The whole idea that hydroxychloroquine might work against COVID-19 in the first place was based on a 2005 study in Virology Journal that suggested the drug could be an effective treatment against SARS. However, those results were entirely in primate cells in dish, not any sort of results with humans—controlled or otherwise. This was followed by a French paper indicating possible improved outcomes with hydroxychloroquine and azithromycin in a very small number of patients. Those results appeared to be worth testing. So they were tested. The results were negative.

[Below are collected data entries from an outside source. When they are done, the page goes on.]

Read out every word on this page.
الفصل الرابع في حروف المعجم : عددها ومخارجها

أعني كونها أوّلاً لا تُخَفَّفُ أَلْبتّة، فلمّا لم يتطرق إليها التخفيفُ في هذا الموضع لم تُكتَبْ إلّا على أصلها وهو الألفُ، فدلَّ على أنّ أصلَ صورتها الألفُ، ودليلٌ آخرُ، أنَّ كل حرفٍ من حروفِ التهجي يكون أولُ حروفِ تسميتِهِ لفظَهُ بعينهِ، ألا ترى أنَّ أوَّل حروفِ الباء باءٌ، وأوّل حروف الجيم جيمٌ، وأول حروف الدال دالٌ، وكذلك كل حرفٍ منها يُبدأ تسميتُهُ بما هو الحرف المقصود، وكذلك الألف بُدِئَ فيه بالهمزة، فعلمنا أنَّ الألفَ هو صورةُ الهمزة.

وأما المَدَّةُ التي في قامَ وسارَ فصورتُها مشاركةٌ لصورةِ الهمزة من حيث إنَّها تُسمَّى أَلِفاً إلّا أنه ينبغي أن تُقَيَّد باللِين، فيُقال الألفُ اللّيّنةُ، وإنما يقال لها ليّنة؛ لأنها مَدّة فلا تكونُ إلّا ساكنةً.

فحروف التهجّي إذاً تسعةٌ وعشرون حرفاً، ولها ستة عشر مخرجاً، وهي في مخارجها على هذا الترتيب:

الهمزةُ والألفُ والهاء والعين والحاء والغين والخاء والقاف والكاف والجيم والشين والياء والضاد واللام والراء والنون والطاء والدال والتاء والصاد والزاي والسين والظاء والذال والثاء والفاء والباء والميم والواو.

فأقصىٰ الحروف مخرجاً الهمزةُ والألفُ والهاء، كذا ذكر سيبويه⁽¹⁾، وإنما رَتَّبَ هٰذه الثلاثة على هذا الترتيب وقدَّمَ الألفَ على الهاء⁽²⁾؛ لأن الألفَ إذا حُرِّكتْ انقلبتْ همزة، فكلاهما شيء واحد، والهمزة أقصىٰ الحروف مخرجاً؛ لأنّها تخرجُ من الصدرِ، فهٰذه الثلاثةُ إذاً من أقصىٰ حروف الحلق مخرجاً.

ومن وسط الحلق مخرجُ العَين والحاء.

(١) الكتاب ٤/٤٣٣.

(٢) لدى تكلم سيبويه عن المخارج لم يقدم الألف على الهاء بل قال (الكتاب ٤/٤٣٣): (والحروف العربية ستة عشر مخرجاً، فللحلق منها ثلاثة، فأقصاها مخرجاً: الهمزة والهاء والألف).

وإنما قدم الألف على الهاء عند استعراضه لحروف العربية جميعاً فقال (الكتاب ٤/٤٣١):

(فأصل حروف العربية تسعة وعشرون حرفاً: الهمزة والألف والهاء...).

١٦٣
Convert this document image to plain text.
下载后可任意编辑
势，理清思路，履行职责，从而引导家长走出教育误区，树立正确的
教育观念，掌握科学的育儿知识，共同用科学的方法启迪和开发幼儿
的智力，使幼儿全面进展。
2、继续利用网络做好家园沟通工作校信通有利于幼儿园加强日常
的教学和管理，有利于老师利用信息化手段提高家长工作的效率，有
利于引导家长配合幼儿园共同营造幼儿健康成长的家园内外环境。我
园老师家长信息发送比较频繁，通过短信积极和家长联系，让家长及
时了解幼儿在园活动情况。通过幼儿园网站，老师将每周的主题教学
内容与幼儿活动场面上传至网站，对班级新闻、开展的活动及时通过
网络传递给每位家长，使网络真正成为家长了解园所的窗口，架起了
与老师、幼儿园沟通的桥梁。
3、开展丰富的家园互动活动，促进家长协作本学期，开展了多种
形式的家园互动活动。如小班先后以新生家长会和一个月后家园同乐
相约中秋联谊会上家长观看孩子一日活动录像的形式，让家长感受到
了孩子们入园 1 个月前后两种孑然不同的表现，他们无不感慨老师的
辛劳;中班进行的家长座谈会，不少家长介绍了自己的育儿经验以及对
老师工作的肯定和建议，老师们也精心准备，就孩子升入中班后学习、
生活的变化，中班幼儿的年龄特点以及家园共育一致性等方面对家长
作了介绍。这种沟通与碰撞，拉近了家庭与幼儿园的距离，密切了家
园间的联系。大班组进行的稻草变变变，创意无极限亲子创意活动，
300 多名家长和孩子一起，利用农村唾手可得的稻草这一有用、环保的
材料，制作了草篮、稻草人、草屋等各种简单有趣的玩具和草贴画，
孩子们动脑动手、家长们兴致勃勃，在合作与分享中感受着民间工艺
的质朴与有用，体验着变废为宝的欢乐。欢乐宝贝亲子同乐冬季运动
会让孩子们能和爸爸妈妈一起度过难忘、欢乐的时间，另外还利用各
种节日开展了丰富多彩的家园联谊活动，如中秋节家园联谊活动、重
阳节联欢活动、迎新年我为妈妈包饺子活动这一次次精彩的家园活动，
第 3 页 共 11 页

None of that has stopped Trump supporters from turning this not-yet-a-paper into supposed proof that “Trump was right.” That includes former Trump adviser Peter Navarro who, tweeted claims that Dr. Anthony Fauci “has blood on his hands” because “I had 60 million tablets of HCQ that Tony Fauci and the FCC wouldn’t allow the American public to use because of their Hydroxy Hysteria.”
How to break that down? First off, Navarro was the White House trade adviser. Second, he didn’t have any hydroxychloroquine, though there were pills in the National Strategic Reserve, which keeps it on hand because the drug is actually effective against malaria. Third, the FDA advised that hydroxychloroquine not be used, not Dr. Fauci. And fourth, Trump was in charge. Had he wanted to distribute the drug, he could have simply ignored the FDA advisory and distributed the drug. So if there’s someone Navarro wants to blame, he might want to cast his eyes toward Mar-a-Lago.
But Fauci did clash with Navarro and several others on Trump’s staff during the attempt to come up with a pandemic response. As Fauci explained in Forbes in January, it wasn’t just hydroxychloroquine. Everything that Trump came up with was just the result of anecdotal evidence. “[It] was clear that he was getting input from people who were calling him up, I don’t know, people he knew from business, saying: ‘Hey I heard about this drug, isn’t it great?’ or, ‘Boy, this convalescent plasma is really phenomenal,’” said Fauci.
Still, Navarro and the rest of the Trump crowd can’t be too upset. For months, they’ve demeaned the use of masks and driven up fears about vaccines. As a result, their followers are the least likely to be protected against COVID-19, the least likely to take precautions against the disease, and the most likely to get sick.
And buddy, they know where to get some of that sweet, sweet hydroxychloroquine.